Малахов принял это спокойно. Что-то в нем умерло, и это отразилось в его облике, да так, что было заметно всем. Он превратился в живой автомат, который, методично преодолевая препятствие за препятствием, неумолимо идет к цели. Он ходил из штаба в штаб, и хотя в проекте приказа о наступлении все еще не было окончательно установлено, какие авиационные корпуса после нанесения удара на главном, львовском, направлении будут переброшены южнее, на станиславское, которое как раз интересовало Малахова, он все-таки сумел договориться с летчиками о взаимодействии. Потом занялся "выбиванием" десанта. Все это решали генералы, генералов было много; они говорили "голубчик ты наш", и "дружок", и "милый Алексей Иннокентич", и другие ласковые слова; они готовы были наобещать золотые горы, но решать никто не хотел и потому каждый спешил спровадить Малахова к коллеге. Однако дело было ясное и нужное, и в конечном счете разрешилось положительно. И затратить-то пришлось на это всего полтора дня; если реально смотреть на вещи - не так уж и много.

(Кстати, офицеры из оперативного отдела не приняли версии Малахова. Ни в одной радиограмме не был пропущен контрольный знак; и радисты Смерша, поднаторевшие в этом деле, уверенно заявили, что в работе ключом не заметили каких-либо перемен; наконец, разведгруппа действовала грамотно и единственно верно. Что ж, постараюсь на деле доказать, что вы ошибаетесь, сказал Малахов, подумав при этом, как удобно пользоваться даже такой относительной свободой, какую имел он.)

Одиннадцатого июля под вечер Алексей Иннокентьевич возвратился в отдел и почти до восьми разбирал бумаги в своем письменном столе. Поужинав в офицерской столовой, он заспешил к себе на квартиру и положил в портфель чистое полотенце, зубную щетку и бритвенный прибор, хотя решил еще раньше, что в поиске будет действовать в немецкой форме, значит, и предметы туалета у него должны быть подобраны соответственно; но этим он мог разжиться на месте. Потом он сел в свою "эмку", сказал шоферу: "Давай через Тарнополь, - закрыл глаза и выдохнул еле слышно, словно поставил точку на прошлой жизни: - Все…"

Было еще светло, хотя местами, когда дорога ныряла под темные своды старых тополей, становилось сумеречно.

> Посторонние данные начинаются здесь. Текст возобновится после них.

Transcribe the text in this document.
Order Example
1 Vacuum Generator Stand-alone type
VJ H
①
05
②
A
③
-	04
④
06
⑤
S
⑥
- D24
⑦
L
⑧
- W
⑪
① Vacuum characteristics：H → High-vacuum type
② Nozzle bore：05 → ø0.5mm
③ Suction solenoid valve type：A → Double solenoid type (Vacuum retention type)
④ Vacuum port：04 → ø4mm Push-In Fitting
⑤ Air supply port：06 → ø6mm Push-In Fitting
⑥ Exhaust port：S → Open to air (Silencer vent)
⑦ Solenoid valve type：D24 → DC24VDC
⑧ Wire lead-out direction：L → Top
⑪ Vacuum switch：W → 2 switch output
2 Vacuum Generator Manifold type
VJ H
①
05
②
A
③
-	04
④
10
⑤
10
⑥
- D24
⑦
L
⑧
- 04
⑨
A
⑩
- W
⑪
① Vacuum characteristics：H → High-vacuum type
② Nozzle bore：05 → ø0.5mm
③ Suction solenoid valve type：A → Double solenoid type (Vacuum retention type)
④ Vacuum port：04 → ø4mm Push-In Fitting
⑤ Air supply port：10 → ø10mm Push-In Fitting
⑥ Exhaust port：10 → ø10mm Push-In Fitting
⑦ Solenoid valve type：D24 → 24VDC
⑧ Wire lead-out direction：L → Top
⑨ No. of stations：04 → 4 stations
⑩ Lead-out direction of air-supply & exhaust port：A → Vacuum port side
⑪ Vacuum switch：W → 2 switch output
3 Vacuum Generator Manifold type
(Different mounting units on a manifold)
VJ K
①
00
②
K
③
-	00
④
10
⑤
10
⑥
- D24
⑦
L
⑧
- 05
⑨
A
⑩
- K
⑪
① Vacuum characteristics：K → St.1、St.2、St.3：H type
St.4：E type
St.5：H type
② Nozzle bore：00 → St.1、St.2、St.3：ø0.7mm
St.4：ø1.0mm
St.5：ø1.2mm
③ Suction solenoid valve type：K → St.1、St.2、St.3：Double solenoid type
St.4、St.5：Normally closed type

Движение было небольшое. Вот через час-полтора здесь не протолкнешься: последние двое суток перед наступлением - самая лихорадка. Красивая земля, думал Алексей Иннокентьевич, глядя на распаханные холмы с дальними перелесками, с лентами огородов, но не жалел, что больше никогда не увидит этого. Он вообще об этом не думал. С той минуты, как он решил, что пойдет с разведкой, его душа жила одним: ожиданием. Она терпеливо аккумулировала в себе ненависть. Встретиться лицом к лицу, и из автомата - от живота - в упор!… Он так это ясно себе представлял, так живо, что содрогался даже и пальцы непроизвольно сжимал до онемения. О боже, шептал он, дожить бы, дождаться бы; кажется, зубами глотки бы им грыз…

Он забыл на время, что он разведчик-профессионал, что у него совсем другая работа. Он сам поставил диагноз, и сам определил себе лечение, и наслаждался мыслью, что сможет, как все, как другие, как рядовые солдаты. Хоть один раз в жизни!…

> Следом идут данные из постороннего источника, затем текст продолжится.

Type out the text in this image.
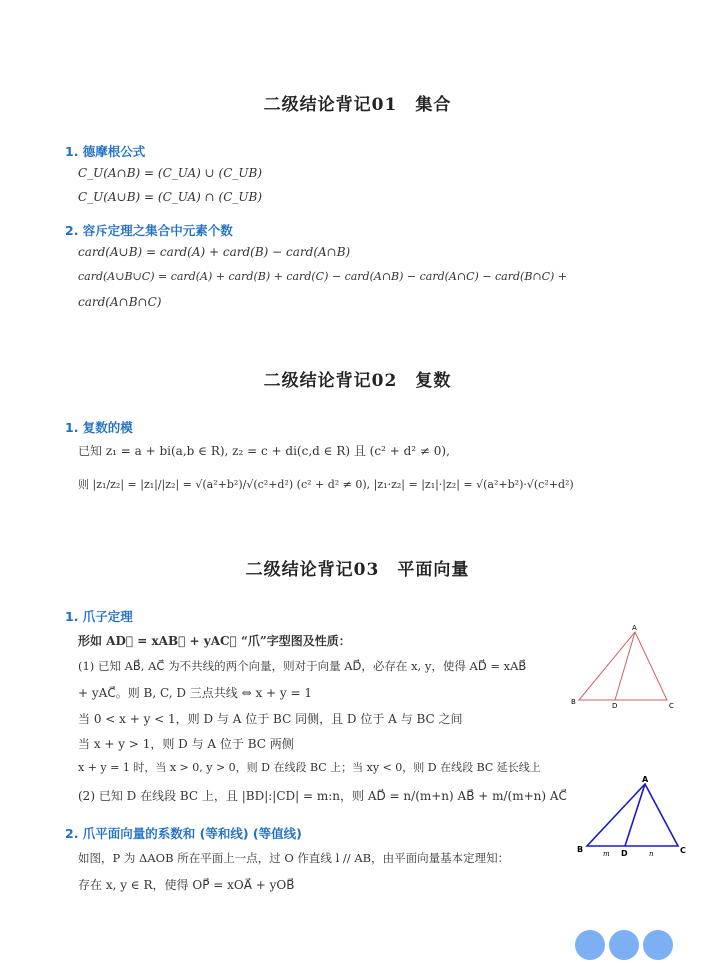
二级结论背记01　集合
1. 德摩根公式
C_U(A∩B) = (C_UA) ∪ (C_UB)
C_U(A∪B) = (C_UA) ∩ (C_UB)
2. 容斥定理之集合中元素个数
card(A∪B) = card(A) + card(B) − card(A∩B)
card(A∪B∪C) = card(A) + card(B) + card(C) − card(A∩B) − card(A∩C) − card(B∩C) +
card(A∩B∩C)
二级结论背记02　复数
1. 复数的模
已知 z₁ = a + bi(a,b ∈ R), z₂ = c + di(c,d ∈ R) 且 (c² + d² ≠ 0),
则 |z₁/z₂| = |z₁|/|z₂| = √(a²+b²)/√(c²+d²) (c² + d² ≠ 0), |z₁·z₂| = |z₁|·|z₂| = √(a²+b²)·√(c²+d²)
二级结论背记03　平面向量
1. 爪子定理
形如 AD⃗ = xAB⃗ + yAC⃗ “爪”字型图及性质：
(1) 已知 AB⃗, AC⃗ 为不共线的两个向量，则对于向量 AD⃗，必存在 x, y，使得 AD⃗ = xAB⃗
+ yAC⃗。则 B, C, D 三点共线 ⇔ x + y = 1
当 0 < x + y < 1，则 D 与 A 位于 BC 同侧，且 D 位于 A 与 BC 之间
当 x + y > 1，则 D 与 A 位于 BC 两侧
x + y = 1 时，当 x > 0, y > 0，则 D 在线段 BC 上；当 xy < 0，则 D 在线段 BC 延长线上
(2) 已知 D 在线段 BC 上，且 |BD|:|CD| = m:n，则 AD⃗ = n/(m+n) AB⃗ + m/(m+n) AC⃗
2. 爪平面向量的系数和 (等和线) (等值线)
如图，P 为 ΔAOB 所在平面上一点，过 O 作直线 l // AB，由平面向量基本定理知：
存在 x, y ∈ R，使得 OP⃗ = xOA⃗ + yOB⃗
A
B	C
D
A
B	C
D
m	n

За Тарнополем дорога пошла прямо на юг. Здесь движение стало еще меньше. Шофер прибавил газу. Ночь летела им навстречу, сухая, жаркая, черная, и только контрольные посты и длинные вереницы "студебеккеров", которые приходилось время от времени обгонять, напоминали о войне.

Капитан Сад встретил Малахова настороженно, с нескрываемым внутренним сопротивлением: не забыл их первого разговора. Намерение присоединиться к поисковой группе пришлось ему тем более не по душе.

- Это связано с большим риском, товарищ подполковник, - попытался воспротивиться он.

- Знаю.

- Боюсь, что не совсем…

- А вы не боитесь, что мне не понравится ваш тон? Они сидели друг против друга в просторной чистой горнице. Между ними был небольшой стол, застланный старенькой рядниной, сейчас пустой, если не считать светильника, сделанного из гильзы от сорокапятимиллиметровки, сплющенной по горловине. Светильник стоял чуть в стороне, чтобы не мешал видеть друг друга.

- Почти все опытные ребята ушли с первой группой, - сказал капитан Сад. - Мне придется вести мальчишек. Других не осталось.

Малахов с трудом подавлял в себе досаду. Нет, не таким представлял он этот разговор - разговор перед уходом в разведку, на который зачастую отпущено совсем немного слов, бывает - всего две-три фразы, вроде бы и несущественных, если поглядеть со стороны, но именно в них рождается то безграничное взаимное доверие, которое там, за линией фронта, становится твоей надеждой и силой, дает ответ: будешь ли ты, вернешься ли, выполнишь ли свое задание…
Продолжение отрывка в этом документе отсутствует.